In 1921, as his father had been, he was elected a Fellow of the Royal Society of Edinburgh. He attended a party to celebrate his election shortly after an ulcer of the duodenum was noted. He also had a relapse of malaria and died shortly after at the age of 47. He was buried at the South Park Street Cemetery, but later his remains were moved to the Scottish Cemetery, Park Circus, Kolkata.

His insect and spider collection is in the Indian Museum, Calcutta.

He was also noted for his work on the biology and anthropology of the Faroe Islands and Iceland about which he published The Faeroes and Iceland: a Study in Island Life in 1905.

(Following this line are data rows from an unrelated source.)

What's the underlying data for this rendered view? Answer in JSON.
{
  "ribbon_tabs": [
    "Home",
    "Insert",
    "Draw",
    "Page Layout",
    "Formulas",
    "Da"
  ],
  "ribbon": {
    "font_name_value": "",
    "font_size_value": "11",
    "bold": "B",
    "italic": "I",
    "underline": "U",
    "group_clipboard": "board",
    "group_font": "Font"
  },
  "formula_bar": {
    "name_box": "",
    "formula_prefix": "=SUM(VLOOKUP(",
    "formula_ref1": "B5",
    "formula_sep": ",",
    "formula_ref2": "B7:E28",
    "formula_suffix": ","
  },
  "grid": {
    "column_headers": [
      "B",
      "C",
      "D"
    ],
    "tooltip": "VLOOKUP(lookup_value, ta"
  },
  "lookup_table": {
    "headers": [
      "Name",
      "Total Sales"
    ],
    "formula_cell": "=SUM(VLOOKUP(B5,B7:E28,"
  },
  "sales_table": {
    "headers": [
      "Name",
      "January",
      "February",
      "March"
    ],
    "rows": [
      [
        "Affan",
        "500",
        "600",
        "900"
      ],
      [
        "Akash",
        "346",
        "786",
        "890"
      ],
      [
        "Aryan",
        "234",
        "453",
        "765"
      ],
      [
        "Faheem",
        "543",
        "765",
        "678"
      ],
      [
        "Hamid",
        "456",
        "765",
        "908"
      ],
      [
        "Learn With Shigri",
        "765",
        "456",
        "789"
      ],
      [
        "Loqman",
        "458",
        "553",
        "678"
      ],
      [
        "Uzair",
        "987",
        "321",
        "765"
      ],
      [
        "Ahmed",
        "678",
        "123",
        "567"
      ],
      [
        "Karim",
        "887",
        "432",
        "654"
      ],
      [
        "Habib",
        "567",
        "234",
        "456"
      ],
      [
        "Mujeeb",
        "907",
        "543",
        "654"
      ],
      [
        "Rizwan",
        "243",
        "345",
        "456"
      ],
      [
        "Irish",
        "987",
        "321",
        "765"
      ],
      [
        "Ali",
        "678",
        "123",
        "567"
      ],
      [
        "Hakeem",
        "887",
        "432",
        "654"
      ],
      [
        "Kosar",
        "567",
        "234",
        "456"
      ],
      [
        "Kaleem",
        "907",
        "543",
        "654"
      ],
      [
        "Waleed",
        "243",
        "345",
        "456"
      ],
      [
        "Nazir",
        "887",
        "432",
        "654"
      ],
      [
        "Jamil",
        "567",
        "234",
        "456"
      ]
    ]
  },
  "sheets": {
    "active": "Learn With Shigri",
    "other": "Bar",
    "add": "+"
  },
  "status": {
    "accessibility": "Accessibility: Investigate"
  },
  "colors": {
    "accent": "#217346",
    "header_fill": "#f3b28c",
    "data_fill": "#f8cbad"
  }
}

Working in the scientific field of herpetology, he described several new species of lizards. He is commemorated in the scientific names of three species of reptiles: Cyrtodactylus annandalei, Heosemys annandalii, and Kolpophis annandalei.

==Bibliography==

A partial list includes [for a complete list, see ZSI (2010)]:
- Annandale N, Robinson HC (1903). Fasciculi Malayenses: Anthropological and Zoological Results of an Expedition to Perak and the Siamese Malay States. Liverpool.
- Annandale N (1905).The Faroes and Iceland: studies in island life. Oxford:Clarendon Press.
- Annandale N, Gravely FH (1914). "The limestone caves of Burma and the Malay Peninsula, Part II: The fauna of the caves". Journal and Proceedings of the Asiatic Society of Bengal (ns) 9 (10) for 1913: 402–423.
- Annandale N, Prashad B, Amin-ud-Din (1921). "The Aquatic and Amphibious Molluscs of Manipur". Records of the Indian Museum 22 (4): 528–632.
- Annandale, N. & H.S. Rao. 1925. Materials for a revision of the recent Indian Limnaeidae (Mollusca Pulmonata). Records of the Indian Museum 27(3):137-189.